The Future is Coming in 2022 and Beyond
Thankfully, for once, Master Chief is not alone in carrying the load. Outside of Halo, 2021 sees the aforementioned Microsoft Flight Simulator come to consoles and the long-awaited release of Psychonauts 2. Everything else, including the major titles from newly acquired Bethesda, Starfield and Elder Scrolls VI are a mystery. Certainly, many of these studios games have their own hype such as Playground Games‘s reboot of Fable, Obsidian‘s Avowed, and Ninja Theory‘s Hellblade 2: Senua’s Sacrifice. Of course, Microsoft added even more hype to the proceedings at last nights Game Awards 2020 by revealing The Initiative is working on a reboot of Rare‘s Perfect Dark as well.

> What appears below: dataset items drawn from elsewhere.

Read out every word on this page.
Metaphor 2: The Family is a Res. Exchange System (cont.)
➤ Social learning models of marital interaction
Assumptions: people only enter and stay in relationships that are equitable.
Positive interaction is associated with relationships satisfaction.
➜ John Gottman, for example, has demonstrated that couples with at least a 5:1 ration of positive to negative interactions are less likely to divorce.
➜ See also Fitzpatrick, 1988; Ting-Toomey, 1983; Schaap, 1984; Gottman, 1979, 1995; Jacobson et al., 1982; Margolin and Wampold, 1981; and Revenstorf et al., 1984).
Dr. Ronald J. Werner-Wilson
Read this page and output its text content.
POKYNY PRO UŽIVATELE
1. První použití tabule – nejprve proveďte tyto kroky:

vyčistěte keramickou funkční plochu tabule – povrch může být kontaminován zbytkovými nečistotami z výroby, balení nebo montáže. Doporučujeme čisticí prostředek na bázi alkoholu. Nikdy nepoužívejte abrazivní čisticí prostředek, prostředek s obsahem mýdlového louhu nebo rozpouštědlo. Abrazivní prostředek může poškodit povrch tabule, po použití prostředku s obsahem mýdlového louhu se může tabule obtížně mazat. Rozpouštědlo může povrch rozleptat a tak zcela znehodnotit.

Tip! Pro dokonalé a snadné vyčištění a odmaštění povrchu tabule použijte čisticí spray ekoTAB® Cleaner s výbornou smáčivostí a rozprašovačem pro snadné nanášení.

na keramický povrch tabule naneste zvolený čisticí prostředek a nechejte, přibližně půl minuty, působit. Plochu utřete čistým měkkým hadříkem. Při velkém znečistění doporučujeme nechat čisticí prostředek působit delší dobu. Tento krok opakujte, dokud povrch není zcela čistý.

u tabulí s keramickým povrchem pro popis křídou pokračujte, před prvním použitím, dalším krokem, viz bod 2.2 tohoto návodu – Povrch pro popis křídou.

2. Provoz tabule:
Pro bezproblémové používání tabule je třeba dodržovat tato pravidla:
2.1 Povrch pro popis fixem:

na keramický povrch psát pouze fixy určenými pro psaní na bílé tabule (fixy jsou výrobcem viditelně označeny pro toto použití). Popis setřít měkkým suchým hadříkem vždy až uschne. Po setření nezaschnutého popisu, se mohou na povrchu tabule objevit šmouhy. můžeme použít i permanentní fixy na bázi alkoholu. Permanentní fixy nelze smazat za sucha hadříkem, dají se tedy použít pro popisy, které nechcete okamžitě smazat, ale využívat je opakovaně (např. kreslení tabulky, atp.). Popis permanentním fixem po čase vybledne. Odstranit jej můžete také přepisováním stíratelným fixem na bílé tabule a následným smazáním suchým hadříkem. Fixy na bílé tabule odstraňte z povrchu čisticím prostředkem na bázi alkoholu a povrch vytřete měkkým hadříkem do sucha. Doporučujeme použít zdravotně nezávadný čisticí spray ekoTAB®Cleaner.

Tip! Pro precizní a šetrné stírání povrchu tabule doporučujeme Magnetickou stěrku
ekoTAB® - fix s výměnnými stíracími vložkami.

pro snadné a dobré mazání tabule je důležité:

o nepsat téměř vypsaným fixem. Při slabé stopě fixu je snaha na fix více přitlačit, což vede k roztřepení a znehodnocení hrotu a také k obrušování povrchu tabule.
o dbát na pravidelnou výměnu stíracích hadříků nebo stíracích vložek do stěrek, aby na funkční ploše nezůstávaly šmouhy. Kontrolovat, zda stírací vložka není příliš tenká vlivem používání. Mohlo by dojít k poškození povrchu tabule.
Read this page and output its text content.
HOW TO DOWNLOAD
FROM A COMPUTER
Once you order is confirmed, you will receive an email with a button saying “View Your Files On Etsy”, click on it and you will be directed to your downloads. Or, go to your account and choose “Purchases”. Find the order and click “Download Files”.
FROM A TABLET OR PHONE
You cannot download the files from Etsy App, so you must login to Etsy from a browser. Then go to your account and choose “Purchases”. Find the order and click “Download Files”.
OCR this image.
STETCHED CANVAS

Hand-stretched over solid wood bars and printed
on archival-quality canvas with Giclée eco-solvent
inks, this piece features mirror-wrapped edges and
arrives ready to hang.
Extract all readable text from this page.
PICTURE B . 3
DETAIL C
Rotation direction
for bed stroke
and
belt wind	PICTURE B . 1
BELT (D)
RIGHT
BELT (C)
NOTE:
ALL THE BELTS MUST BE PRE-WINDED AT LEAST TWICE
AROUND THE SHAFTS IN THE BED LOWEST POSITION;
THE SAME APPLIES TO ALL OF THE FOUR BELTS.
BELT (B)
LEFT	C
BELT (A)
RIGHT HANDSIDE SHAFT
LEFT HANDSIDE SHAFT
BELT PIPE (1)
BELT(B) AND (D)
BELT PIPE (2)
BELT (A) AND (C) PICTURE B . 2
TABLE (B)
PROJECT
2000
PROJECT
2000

The thing is, there’s no doubt that Xbox Game Pass is a fantastic value and has the potential to bring in so many new gamers by continuing to add on features. Not to mention, Phil Spencer has said multiple times that Xbox is not done making moves either. So even more great content could come to the service at a moment’s notice.
It still truly amazes me that I consistently find something new to try out and play every week on the service. But I am also a part-time game reviewer and it is my duty to always seek out something new. I pay attention to games both big and small from many different genres. This is not the case for most people that are into this hobby. They really just want to play the next great showcase game. It took them a while to realize this, but it looks like Xbox finally understands that if you truly want to make waves in the industry, it’s all about the games in the end.